Perché invoca ‘una libera determinazione del Parlamento’ che invece dovrebbe essere sospesa fino al completamento del pacchetto? Ed arriva finanche a minacciare ‘cose spiacevoli’ nel caso essa non avvenga? Sono irresponsabili coloro che si oppongono o coloro che spingono per l’approvazione senza preoccuparsi della perdita di potere contrattuale nel negoziato sull’unione bancaria?

Vorrei, infine, far notare che il consenso manifestato dal Summit di giugno sul testo di accordo sul MES non ha provocato alcun effetto sul mercato dei titoli sovrani i quali, in Italia, proprio in luglio hanno visto al contrario un ritorno di domanda estera e una caduta dello spread rispetto ai titoli tedeschi”.

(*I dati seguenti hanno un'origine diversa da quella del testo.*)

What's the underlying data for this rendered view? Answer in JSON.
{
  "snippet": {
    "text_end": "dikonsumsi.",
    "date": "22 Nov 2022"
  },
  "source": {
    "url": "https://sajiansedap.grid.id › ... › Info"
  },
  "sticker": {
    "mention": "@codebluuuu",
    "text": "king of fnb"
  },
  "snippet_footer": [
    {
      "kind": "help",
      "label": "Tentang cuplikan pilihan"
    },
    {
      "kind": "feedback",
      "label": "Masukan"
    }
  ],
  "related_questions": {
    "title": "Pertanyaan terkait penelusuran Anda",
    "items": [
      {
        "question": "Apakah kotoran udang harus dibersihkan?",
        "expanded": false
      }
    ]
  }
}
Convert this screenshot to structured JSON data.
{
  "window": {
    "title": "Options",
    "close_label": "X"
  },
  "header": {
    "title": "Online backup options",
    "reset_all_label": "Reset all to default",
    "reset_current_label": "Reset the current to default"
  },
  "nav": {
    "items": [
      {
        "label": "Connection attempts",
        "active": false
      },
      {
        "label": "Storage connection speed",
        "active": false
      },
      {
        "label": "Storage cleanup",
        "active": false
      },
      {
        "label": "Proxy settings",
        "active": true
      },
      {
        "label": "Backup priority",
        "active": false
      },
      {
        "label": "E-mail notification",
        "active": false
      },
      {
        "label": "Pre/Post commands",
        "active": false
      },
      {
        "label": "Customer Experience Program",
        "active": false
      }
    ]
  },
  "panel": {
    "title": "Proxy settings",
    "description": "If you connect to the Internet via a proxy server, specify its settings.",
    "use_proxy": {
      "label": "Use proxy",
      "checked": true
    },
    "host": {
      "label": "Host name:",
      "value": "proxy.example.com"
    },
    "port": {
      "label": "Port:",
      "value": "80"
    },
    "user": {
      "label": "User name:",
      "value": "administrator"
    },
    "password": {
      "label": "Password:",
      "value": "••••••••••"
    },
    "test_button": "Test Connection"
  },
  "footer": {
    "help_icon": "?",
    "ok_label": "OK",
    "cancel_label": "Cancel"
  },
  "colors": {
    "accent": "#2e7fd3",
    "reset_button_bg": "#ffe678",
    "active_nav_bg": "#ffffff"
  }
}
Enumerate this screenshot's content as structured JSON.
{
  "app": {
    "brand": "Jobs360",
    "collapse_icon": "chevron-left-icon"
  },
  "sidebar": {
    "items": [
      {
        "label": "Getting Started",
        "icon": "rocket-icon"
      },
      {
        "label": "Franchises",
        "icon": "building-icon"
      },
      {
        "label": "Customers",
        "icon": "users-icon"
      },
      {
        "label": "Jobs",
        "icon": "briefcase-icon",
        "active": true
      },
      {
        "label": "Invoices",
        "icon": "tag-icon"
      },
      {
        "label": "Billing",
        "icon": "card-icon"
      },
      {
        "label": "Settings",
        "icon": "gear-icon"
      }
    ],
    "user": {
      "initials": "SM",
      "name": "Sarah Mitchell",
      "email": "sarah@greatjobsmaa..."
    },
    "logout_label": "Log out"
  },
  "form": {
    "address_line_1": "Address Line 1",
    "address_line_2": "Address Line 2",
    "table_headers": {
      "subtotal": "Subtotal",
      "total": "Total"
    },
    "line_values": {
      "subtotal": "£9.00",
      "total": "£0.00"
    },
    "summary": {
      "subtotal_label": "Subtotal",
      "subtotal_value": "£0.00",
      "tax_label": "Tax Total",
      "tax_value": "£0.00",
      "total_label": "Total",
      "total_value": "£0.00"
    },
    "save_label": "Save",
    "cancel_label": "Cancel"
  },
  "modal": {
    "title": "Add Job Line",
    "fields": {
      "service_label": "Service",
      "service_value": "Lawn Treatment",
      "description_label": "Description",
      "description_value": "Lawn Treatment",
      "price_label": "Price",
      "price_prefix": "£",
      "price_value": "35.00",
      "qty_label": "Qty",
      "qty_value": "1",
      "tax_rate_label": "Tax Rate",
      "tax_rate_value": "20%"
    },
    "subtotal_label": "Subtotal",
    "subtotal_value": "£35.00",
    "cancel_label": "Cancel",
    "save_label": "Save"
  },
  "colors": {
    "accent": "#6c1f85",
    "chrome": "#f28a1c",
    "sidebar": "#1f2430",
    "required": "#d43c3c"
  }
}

Questa è la perla finale. Secondo Tria il MES non ha effetto destabilizzante perché a giugno non è accaduto nulla sui mercati. Come se ci fosse un rapporto di causa-effetto immediato ed invece il MES non inoculi, in modo strutturale, in circolo il virus del rischio e dell’instabilità del nostro debito pubblico che deve solo trovare la prima occasione per esplodere in tutta la sua pericolosità.

I mercati sono miopi, da vicino ci vedono benissimo.